BusinessEurope: Member States must step up reform implementationEmployment and Social Affairs 20 April 2015 , by Newsletter European
According to BusinessEurope’s “Reform barometer”, most European countries are still lacking consistent reform implementation. The “Reform barometer” is a yearly survey, conducted among the 33 BusinessEurope’s member federations, that evaluates the recommendations for structural reforms made under the European Semester, assesses progress in implementing them and identifies priorities for future reforms.
The 2015 report shows that 90% of the Country Specific Recommendations (CSRs) focus on the right issues for reform in EU Member States. However, the member federations underline the continuing lack of consistent reform implementation across the EU, concluding that only 22% of the 2014 CSRs have been satisfactorily implemented. Reforms have been pushed forward most forcefully in those countries that were faced with greater difficulties as a result of the crisis such as Greece and Spain. In the case of Ireland and Portugal the implementation path results to be at an earlier stage because these countries have recently exited their assistance and adjustment programmes and this years’ assessment focuses on new recommendations for long-term reform.

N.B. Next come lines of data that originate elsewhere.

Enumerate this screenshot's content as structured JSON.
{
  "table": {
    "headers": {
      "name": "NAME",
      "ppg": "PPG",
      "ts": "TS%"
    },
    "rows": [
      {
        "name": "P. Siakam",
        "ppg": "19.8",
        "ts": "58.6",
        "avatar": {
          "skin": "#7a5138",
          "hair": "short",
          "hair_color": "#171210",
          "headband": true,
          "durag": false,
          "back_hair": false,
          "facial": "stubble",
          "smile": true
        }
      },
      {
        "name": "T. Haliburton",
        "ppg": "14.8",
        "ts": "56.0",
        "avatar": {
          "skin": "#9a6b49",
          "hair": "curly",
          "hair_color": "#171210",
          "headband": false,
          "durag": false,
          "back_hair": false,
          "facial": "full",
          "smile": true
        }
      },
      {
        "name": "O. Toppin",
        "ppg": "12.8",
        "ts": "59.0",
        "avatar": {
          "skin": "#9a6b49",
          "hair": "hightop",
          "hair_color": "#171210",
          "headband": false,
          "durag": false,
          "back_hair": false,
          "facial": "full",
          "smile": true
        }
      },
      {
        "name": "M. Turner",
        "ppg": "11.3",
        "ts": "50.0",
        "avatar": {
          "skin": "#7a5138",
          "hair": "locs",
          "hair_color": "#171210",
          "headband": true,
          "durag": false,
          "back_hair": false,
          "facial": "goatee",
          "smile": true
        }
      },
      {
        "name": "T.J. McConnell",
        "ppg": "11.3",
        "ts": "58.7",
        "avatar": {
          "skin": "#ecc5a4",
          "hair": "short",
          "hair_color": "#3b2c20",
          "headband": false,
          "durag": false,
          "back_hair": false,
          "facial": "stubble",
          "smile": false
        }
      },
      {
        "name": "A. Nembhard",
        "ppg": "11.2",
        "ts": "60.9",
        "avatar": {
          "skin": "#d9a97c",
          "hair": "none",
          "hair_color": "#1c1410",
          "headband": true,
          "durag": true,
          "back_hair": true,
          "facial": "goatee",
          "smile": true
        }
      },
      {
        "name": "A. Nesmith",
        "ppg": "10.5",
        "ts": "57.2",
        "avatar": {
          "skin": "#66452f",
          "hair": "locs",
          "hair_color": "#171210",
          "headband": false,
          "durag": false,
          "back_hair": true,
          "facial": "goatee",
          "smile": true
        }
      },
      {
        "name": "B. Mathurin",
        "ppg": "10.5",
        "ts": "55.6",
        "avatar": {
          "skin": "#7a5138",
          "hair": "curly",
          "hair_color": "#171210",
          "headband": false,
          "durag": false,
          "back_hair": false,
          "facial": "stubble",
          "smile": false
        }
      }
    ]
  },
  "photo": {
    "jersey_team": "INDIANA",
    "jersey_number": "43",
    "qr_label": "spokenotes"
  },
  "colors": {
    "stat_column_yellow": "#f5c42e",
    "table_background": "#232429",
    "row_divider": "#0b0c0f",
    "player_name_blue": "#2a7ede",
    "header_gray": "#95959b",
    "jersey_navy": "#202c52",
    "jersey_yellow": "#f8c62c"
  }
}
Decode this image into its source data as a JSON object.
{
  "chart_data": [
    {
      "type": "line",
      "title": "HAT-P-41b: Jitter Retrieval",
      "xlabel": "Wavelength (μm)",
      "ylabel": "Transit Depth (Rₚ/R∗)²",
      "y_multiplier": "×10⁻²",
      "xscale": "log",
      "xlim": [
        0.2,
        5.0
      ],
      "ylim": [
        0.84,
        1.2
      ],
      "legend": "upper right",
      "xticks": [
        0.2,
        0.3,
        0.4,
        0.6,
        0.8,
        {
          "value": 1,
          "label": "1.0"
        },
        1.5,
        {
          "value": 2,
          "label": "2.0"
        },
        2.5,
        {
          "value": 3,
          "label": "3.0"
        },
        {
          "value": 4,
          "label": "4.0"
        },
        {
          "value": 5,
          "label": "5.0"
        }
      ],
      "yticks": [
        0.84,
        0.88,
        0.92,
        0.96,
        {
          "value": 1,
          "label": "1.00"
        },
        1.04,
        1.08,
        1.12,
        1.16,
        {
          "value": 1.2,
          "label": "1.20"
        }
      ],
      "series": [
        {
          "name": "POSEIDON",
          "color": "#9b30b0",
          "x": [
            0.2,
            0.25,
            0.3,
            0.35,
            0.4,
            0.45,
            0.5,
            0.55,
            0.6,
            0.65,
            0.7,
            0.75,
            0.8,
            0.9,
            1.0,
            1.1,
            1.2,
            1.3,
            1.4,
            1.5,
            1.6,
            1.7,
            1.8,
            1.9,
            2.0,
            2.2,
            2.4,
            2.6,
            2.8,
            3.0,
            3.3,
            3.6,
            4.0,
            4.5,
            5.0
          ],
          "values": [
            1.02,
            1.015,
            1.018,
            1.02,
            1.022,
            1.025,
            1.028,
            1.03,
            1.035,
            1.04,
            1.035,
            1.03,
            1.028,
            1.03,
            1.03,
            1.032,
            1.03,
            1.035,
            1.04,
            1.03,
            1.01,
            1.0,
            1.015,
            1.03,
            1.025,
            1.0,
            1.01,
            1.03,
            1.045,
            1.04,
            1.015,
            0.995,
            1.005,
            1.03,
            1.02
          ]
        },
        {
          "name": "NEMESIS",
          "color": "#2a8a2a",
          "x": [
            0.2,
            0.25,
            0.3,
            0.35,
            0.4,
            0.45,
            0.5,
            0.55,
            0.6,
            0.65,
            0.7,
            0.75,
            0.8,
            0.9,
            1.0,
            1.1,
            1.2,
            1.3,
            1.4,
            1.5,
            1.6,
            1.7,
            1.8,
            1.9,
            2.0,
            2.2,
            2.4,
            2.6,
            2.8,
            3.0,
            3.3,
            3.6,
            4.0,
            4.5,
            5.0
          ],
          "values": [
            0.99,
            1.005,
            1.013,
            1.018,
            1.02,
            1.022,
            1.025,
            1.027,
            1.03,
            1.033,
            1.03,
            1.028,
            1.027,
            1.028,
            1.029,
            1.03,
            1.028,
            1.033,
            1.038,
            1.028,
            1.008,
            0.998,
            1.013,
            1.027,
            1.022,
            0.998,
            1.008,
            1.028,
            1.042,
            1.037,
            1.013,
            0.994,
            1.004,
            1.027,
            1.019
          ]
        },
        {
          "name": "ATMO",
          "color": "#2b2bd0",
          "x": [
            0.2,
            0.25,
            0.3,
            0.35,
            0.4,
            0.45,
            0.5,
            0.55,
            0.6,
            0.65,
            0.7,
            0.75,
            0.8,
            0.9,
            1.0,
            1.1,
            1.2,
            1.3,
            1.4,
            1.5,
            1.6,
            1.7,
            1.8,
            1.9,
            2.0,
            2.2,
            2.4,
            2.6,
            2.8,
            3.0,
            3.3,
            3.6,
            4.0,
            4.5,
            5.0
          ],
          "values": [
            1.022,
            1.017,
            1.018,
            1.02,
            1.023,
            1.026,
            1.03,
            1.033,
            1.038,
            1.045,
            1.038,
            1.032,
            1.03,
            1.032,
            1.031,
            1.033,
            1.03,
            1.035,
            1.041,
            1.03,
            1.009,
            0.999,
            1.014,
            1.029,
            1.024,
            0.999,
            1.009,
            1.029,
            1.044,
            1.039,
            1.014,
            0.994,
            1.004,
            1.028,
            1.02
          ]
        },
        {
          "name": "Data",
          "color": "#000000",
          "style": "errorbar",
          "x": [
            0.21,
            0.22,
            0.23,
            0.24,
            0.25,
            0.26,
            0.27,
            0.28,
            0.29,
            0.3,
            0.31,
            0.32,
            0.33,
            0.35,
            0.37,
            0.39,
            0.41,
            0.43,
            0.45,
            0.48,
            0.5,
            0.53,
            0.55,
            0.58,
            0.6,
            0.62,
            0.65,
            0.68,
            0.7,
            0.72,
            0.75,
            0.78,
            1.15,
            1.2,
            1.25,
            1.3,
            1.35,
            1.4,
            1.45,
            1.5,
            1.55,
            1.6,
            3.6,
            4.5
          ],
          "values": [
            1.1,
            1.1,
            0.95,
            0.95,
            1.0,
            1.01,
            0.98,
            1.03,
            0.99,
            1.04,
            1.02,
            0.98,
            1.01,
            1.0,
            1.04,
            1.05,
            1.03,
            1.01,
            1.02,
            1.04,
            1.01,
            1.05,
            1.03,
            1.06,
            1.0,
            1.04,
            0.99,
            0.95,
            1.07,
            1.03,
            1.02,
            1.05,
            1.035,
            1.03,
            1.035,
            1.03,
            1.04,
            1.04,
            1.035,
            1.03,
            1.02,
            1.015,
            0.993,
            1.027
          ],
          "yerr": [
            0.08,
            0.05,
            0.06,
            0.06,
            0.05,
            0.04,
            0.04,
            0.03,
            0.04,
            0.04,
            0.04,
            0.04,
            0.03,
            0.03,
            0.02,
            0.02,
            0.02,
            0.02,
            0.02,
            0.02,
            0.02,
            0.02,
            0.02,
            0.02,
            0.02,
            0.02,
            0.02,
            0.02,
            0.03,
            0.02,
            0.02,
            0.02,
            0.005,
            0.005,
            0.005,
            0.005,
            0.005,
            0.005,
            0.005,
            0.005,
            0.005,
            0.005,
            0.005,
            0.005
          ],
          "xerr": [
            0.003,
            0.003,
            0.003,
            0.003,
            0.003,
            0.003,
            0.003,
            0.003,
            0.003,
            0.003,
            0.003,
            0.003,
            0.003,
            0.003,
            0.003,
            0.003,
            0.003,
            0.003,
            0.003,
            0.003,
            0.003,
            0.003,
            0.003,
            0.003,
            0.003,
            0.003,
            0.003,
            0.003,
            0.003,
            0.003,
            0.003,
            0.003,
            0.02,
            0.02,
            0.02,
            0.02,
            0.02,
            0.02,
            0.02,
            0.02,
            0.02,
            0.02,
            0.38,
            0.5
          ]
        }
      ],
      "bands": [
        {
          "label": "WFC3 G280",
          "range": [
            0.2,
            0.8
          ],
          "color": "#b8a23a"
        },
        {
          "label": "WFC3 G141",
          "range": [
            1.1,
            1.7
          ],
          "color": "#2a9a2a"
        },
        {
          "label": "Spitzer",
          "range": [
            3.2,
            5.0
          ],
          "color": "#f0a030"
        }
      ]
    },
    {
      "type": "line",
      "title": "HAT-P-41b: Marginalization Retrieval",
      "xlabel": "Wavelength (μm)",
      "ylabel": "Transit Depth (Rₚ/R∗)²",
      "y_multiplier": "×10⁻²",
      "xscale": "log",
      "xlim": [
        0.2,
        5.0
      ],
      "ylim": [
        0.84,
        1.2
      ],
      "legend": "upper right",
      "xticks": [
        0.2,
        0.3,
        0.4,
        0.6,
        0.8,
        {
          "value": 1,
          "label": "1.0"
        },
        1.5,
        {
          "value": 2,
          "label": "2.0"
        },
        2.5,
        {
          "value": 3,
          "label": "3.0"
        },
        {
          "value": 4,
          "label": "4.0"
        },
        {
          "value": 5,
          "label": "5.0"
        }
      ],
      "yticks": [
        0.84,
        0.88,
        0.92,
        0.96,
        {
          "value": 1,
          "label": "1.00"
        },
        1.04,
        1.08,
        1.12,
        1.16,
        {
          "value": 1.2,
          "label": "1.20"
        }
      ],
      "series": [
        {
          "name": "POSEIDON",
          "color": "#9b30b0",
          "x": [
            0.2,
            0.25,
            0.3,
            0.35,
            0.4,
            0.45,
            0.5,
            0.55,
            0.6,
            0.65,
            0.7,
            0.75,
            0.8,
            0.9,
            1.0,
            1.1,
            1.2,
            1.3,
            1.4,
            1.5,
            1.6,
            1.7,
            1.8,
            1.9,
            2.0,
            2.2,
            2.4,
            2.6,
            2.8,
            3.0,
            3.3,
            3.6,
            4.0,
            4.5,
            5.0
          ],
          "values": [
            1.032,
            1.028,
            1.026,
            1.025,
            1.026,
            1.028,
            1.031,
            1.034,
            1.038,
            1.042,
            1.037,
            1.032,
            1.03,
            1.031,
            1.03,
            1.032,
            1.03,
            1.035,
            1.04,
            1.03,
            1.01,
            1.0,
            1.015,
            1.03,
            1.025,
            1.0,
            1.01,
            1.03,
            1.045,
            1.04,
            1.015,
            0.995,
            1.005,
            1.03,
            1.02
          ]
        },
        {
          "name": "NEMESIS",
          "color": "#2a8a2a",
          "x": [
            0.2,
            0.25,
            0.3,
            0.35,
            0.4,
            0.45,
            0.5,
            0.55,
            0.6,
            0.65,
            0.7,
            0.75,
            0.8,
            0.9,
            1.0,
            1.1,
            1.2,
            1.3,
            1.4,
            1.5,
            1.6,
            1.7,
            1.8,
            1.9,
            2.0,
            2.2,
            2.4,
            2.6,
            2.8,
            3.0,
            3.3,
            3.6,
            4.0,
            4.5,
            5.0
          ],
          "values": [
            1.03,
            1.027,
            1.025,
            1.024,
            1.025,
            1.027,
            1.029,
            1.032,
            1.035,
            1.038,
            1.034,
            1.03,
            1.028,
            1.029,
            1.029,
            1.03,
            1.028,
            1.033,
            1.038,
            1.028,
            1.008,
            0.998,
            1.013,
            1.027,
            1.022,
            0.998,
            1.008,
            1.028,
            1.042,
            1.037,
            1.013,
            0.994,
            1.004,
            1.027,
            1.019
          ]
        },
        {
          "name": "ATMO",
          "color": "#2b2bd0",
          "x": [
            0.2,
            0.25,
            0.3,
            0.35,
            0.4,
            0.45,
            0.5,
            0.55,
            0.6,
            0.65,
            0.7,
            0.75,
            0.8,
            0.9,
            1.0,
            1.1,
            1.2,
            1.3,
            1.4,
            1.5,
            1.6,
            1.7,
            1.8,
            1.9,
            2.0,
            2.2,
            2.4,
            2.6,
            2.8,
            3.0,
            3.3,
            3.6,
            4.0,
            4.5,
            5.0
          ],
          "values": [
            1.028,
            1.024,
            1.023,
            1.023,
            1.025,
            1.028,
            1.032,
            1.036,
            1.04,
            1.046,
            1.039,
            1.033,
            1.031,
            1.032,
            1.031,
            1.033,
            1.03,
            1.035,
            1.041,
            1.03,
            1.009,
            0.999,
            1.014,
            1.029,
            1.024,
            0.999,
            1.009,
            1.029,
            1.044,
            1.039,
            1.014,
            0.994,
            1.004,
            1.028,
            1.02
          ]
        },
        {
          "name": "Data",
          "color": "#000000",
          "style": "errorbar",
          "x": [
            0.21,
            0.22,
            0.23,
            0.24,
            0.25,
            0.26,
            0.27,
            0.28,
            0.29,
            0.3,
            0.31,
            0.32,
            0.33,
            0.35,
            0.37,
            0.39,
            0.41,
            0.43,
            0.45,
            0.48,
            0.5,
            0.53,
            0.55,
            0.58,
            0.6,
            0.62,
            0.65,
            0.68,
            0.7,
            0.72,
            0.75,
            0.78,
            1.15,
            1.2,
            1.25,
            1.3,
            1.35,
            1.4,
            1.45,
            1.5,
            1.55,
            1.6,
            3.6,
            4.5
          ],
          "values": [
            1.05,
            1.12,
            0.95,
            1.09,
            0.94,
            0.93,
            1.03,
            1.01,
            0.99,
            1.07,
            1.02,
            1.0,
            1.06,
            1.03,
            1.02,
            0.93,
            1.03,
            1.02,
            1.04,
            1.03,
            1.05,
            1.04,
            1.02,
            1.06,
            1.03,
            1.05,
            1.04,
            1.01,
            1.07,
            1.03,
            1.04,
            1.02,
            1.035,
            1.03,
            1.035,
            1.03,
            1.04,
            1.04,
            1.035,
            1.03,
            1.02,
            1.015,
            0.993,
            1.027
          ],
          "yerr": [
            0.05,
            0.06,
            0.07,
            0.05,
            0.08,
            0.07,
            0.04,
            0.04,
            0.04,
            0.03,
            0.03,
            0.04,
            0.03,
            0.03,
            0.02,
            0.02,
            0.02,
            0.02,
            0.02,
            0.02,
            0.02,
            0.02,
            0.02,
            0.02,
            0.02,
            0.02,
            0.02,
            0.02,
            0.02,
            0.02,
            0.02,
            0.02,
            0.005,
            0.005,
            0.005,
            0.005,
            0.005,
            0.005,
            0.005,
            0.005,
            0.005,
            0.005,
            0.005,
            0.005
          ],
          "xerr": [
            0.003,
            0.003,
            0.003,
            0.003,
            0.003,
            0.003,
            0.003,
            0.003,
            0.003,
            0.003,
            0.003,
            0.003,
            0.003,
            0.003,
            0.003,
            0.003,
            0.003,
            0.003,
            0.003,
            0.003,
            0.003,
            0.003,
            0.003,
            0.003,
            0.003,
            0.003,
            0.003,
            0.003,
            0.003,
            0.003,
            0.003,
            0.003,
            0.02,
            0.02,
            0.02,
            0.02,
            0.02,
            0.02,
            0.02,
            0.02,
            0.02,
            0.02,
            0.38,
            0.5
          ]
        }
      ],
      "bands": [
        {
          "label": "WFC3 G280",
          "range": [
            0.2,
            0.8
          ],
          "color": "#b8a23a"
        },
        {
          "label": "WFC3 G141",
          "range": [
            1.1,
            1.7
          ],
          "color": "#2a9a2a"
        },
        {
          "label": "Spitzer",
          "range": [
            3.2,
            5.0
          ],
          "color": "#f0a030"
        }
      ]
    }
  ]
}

In some other Member States important reforms have been taken forward, also outside the scope of the CSR. Notably, in Italy, in addition to the reform implemented in the framework of the European Semester, the government has taken forward also the labour market reform (Job Act) with very positive results expected in terms of job creation. In UK, Netherlands, Latvia and Estonia Business federations continue to be satisfied with the reform implementation, while in some Member States, as Sweden and Finland, there is a raising concern that reforms’ implementation has fallen, with serious consequences in terms of competitiveness, growth and employment performance. In particular, the Hungarian business federation believes that the reform implementation has fallen considerably.
Furthermore, the survey evaluates the reform effort in implementing the Country Specific Recommendations in different broad policy areas. Not surprisingly, business environment is the area where the federations believe that progress has been particularly slow, in particular regarding the high costs of doing business and limited progress on the single market. In the labour market area dissatisfaction is also very strong; although some countries, such as Italy, Spain, Finland and to some extent Belgium, have adopted important reforms, the overall feeling is that reforms in this field were largely insufficient to increase employment, sustain social systems and achieve a better skills match. As regards the area of innovation and skills, the business federations consider that reforms have been slightly improved from last year but more effort is needed especially in the specific area of skills mismatches and development.
In this context, BusinessEurope has thus called for an increased focus on implementation of the European Semester and a greater prioritization of CSRs to ensure more effective results. Moreover, stronger coordination between Member States and greater consultation and involvement of social partners at national and European level, are other important factors to improve the formulation and implementation of the CSRs, according to the Business Confederation.